First world problem?
Not a week after writing a blog on the proposed compulsory retirement savings, there’s another sector of the financial services market wanting to pick the pockets of beleaguered South Africans, this time the Short Term Insurance providers. In case you missed it: The Short Term Insurance providers are lobbying to extract even more of the man-on-the-street’s hard earning bucks with compulsory short term (vehicle) insurance (3rd party insurance). Sure, they have it in the USA, but is it really appropriate here, or do those ‘long suffering’ ST insurers, begging poverty, just have to suck it up? Pleading poverty when the greatest proportion of advertising space these days seems to be taken up by insurers is going to fall on deaf ears – or is it?
Sure, when an uninsured driver causes an accident, the insurer is lumped with fixing your car and not being able to offset it against the other party’s insurer. Making lofty statements about ‘if you can afford a car then you can afford insurance’ isn’t going to fly. Ask Sanral.
Of all the providers in the financial services industry, the Short Term Providers are probably the least popular, and this sort of publicity isn’t going help. One of the nasty results of high premiums, or premium increases that the average consumer considers unreasonable, is the ‘padding’ of claims – making this a vicious cycle.
Medical aid and Short Term insurance are the two areas in financial advisory where you see the most claims on an annual basis, (fortunately you only die once, and other claims like disability are also mercifully few and far between). A well-publicised, poor claims experience, tarnishes the whole industry. More than ever, it is important that a client understand exactly what they are and are not getting. Getting ‘apples for apples’ quotes from different providers is a hazardous and time-consuming exercise.

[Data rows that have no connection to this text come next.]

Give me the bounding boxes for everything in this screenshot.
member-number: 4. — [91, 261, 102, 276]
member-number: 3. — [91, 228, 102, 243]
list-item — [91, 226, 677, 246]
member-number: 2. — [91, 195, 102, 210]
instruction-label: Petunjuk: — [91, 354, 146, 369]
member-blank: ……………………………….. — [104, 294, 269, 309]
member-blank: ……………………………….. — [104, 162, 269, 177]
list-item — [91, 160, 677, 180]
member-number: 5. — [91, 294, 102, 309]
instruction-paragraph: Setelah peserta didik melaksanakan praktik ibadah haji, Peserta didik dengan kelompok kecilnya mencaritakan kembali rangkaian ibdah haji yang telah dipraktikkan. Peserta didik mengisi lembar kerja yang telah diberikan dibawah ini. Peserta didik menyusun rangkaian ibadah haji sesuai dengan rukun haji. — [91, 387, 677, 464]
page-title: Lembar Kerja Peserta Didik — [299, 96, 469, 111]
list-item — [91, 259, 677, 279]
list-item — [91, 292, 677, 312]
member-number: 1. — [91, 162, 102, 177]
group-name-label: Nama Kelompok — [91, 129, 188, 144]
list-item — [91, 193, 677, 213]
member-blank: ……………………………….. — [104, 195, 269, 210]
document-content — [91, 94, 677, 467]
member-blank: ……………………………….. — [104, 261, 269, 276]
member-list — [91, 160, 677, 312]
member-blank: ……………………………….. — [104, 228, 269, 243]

Complacently sitting back and expecting the average person to read through pages of small print to try and decipher if they are getting the cover they expect, and still not understanding, is not on – but it seems to be the norm. As long as you can get the client to accept it, recording his voice or getting his signature, then that’s all that is needed. If Mrs Jones gets her one-of-a-kind Jenna Clifford, hand-crafted ring stolen and the insurer offers to replace it with an off the shelf special for a quarter of the price – fur is going to fly. I am not going to go into all the aspects of ST insurance that create problems, and what to look out for, you can look at this blog HERE if you want more http://kerenga.com/dont-let-grudge-purchase-kill-budget-house-insurance-tips/#more-798.

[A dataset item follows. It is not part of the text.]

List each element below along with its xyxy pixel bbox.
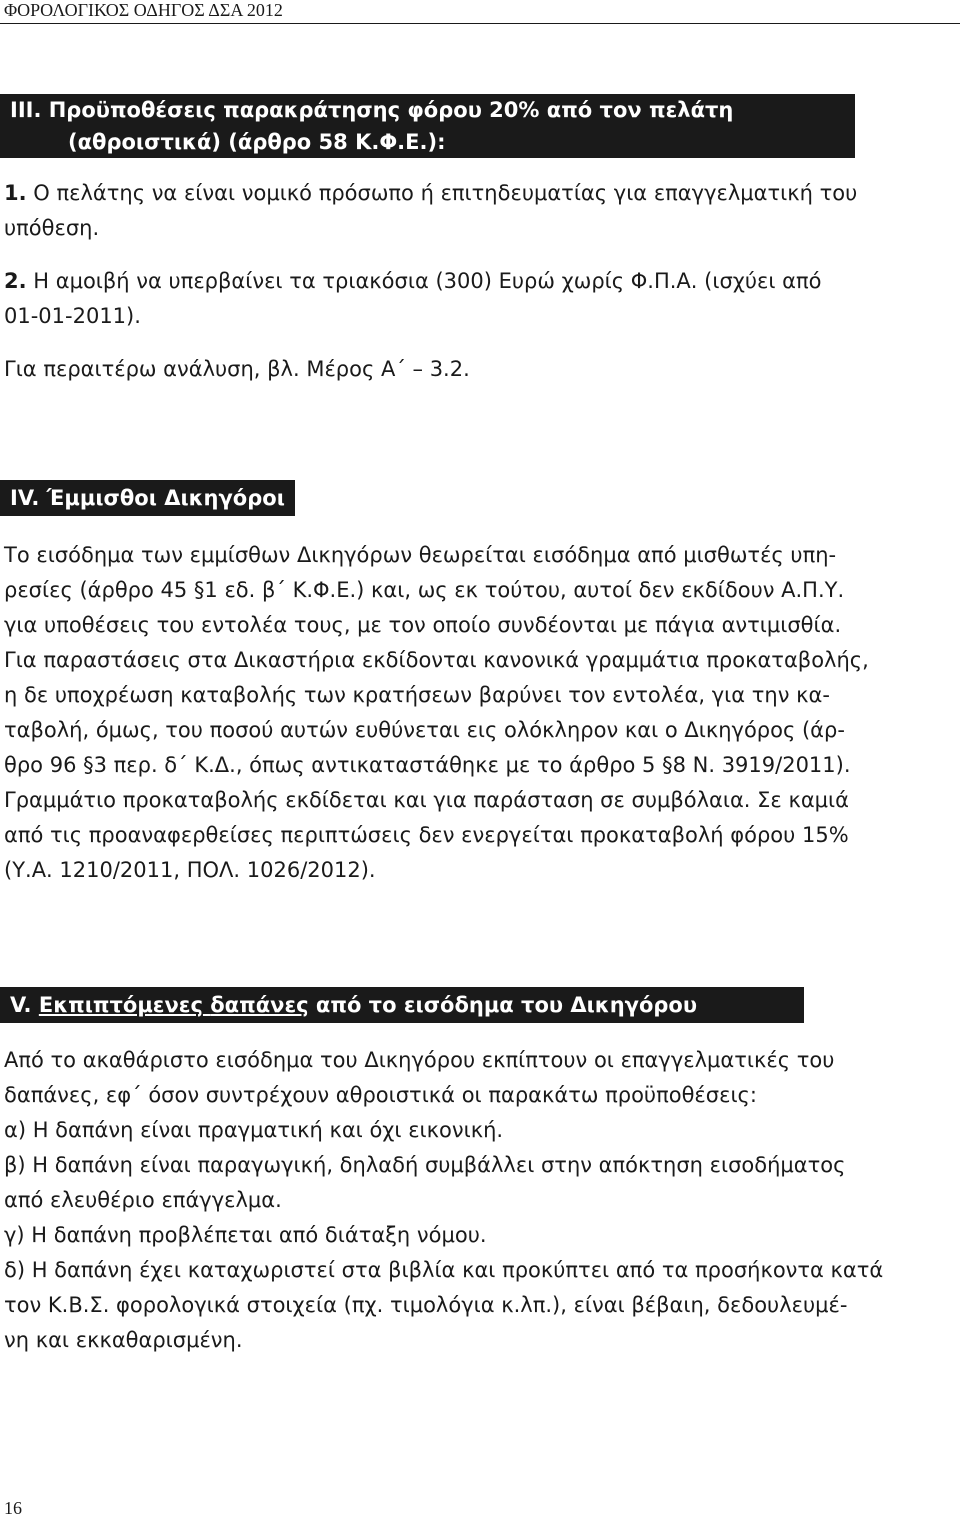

Even if the Department of Transport manages to get this implemented, then how on earth are they going to enforce compliance? After the eTolling fiasco, it sounds like they enjoy the taste of shoe leather. More road blocks and more fines – with the biggest offenders never paying anyway? I think we’re going to have to accept that our ‘comprehensive’ ST insurance premiums are going to be ‘subsidising’ the poorer sectors of the economy because those accidents can’t be counterclaimed from uninsured offenders. One of those sneaky ‘wealth taxes’.